Go into the meeting armed with data and a rough talk track that you’ve rehearsed through. Your presentation should be stats-focused and simple to understand, highlighting the critical threats to the business and KPIs that can be used to measure and address them.
Know your audience
Jargon, technical language and IT-focused concerns will not persuade your leaders that cybersecurity is essential. It would help if you spoke in their language. Don’t focus on technical language when talking about threats and mitigations. Instead, speak about risks concerning the business. Again, put yourself in your executives’ shoes and ask yourself: “how can I make them care about this project?”
Most likely, you’ll want to think about the financial implications of the risks you’re currently exposed to. For example, say you’re pitching for some cloud-based DLP software, your intro could go something like this:
“Half of our workforce is working from home, using applications like Slack and Teams to communicate. Now they’re outside the perimeter, it’s harder than ever for the IT team to keep track of where sensitive data is, who it’s being shared with and why. Our intellectual property, and data that falls under GDPR and CCPA compliance, are at risk. This is a similar vulnerability to the Yahoo breach of 2013. We must invest in cloud-based DLP software immediately.”
Aim for Security-by-Design
As businesses digitally transform, security shouldn’t be an afterthought. It would be best if you attempted to liaise with other departments as they embark on innovation initiatives and bundle in security from the outset. In this way, you can move security from being a blocker of innovation to an enabler, showing the board that you are helping your company move forward safely and securely.
Talk about financial risk
Abstract risk ratings of high, medium and low aren’t going to compel your leaders to invest in cyber security software. Instead, you should use historical data to show how an investment – or lack thereof – could financially impact the business. In other words, motivate your leaders to invest by offering them the long-term financial implications of the solution you need.
Lead and teach
Cyber security is another language to your board members – but you share something in common: you want to keep your organization safe and profitable. It can be helpful to go into the boardroom with a mindset of “I am going to educate my peers”.
You have valuable advice and insights to share. These can be used to improve the resiliency of the organization. So, help your board understand how cyber security and data breaches impact the operational effectiveness of the business and show them how investing in security can help them govern their company better.

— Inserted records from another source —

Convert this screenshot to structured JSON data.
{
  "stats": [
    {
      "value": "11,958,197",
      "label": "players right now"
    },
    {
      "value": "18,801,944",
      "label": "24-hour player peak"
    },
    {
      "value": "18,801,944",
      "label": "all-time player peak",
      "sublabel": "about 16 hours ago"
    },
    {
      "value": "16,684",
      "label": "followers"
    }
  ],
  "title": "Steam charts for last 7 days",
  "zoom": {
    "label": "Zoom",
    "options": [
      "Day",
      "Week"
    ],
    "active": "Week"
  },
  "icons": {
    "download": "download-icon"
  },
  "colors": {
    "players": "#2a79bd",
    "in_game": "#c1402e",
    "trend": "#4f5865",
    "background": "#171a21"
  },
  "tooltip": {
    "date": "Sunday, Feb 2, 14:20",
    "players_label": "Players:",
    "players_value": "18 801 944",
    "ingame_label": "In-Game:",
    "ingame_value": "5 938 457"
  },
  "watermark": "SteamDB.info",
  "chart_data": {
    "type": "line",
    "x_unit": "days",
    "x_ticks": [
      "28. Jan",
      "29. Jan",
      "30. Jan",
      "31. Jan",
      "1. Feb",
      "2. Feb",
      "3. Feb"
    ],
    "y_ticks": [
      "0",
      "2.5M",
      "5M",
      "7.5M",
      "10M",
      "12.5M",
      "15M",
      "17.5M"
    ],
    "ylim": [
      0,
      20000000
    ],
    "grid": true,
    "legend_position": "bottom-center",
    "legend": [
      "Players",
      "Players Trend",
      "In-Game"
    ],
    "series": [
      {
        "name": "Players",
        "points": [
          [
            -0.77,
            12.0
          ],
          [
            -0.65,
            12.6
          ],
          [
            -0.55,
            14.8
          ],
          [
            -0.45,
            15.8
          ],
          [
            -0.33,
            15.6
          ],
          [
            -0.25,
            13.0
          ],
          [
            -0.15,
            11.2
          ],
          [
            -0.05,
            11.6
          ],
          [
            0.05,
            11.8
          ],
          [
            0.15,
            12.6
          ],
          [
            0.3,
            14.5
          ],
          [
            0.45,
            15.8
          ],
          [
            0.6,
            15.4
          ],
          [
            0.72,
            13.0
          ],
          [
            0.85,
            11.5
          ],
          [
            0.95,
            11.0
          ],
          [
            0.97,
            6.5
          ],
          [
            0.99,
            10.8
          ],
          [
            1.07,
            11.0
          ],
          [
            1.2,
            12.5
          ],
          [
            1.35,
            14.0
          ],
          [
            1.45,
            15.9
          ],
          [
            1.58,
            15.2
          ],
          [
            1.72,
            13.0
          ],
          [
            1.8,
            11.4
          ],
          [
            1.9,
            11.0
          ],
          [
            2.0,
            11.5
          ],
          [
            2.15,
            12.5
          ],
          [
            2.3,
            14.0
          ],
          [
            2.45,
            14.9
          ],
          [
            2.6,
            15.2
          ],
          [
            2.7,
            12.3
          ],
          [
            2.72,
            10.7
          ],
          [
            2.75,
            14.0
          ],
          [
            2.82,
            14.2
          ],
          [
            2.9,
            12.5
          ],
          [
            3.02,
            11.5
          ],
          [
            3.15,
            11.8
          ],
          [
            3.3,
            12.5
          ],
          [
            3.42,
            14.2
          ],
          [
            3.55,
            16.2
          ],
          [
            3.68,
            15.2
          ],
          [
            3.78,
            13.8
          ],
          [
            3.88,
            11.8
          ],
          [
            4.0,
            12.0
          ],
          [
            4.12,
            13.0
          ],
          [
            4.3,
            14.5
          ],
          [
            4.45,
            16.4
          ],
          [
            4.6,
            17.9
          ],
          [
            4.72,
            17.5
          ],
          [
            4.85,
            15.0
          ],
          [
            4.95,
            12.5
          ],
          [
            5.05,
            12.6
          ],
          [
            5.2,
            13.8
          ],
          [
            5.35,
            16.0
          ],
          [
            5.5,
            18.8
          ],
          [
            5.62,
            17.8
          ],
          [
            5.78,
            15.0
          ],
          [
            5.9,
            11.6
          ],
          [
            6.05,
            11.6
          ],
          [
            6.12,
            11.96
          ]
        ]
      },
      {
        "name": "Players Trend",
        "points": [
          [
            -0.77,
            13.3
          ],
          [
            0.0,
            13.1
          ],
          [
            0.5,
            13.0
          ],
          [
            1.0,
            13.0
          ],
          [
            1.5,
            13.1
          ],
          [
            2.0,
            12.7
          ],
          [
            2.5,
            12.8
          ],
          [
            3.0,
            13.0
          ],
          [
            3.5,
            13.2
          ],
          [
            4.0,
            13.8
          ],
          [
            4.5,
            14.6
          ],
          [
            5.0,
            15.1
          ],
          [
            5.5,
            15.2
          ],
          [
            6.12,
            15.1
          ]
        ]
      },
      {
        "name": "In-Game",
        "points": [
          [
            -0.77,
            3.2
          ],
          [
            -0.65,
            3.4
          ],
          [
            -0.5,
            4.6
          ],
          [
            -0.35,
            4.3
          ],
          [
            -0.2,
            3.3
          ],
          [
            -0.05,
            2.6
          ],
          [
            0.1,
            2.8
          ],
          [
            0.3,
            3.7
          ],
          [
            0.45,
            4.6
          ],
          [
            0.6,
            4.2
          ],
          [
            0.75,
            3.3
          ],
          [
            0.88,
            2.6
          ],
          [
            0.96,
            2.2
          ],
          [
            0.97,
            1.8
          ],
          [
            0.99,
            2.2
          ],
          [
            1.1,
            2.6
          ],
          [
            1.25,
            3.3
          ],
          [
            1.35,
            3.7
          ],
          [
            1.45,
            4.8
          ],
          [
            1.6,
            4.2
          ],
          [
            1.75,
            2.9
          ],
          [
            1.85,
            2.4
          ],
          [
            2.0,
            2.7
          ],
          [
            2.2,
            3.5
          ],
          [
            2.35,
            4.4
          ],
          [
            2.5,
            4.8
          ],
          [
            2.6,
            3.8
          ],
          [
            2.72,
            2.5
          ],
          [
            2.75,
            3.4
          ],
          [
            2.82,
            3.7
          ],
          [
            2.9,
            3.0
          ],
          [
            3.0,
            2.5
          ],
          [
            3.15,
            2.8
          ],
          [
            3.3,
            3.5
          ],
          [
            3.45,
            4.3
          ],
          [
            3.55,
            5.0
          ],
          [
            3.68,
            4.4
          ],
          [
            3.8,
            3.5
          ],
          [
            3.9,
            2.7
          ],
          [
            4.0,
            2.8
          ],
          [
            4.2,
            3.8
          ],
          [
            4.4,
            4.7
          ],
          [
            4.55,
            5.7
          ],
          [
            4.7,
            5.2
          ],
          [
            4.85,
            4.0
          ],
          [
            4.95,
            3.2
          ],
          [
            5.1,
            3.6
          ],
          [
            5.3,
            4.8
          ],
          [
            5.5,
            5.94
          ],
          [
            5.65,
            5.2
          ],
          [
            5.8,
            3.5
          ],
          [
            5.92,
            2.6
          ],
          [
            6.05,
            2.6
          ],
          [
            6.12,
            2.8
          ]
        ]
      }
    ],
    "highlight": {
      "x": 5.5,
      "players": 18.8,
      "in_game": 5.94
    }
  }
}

Ultimately, you must remember that you are one of many people vying for the executive team’s time. They will receive requests for any number of initiatives and projects each week. To make yourself stand out, you need to make your presentation compelling and relevant. Show your leaders that cybersecurity is a worthwhile investment by putting it in the context of the business. By doing so, you’ll put yourself in much better stead to gain proactive buy-in for your cyber security needs.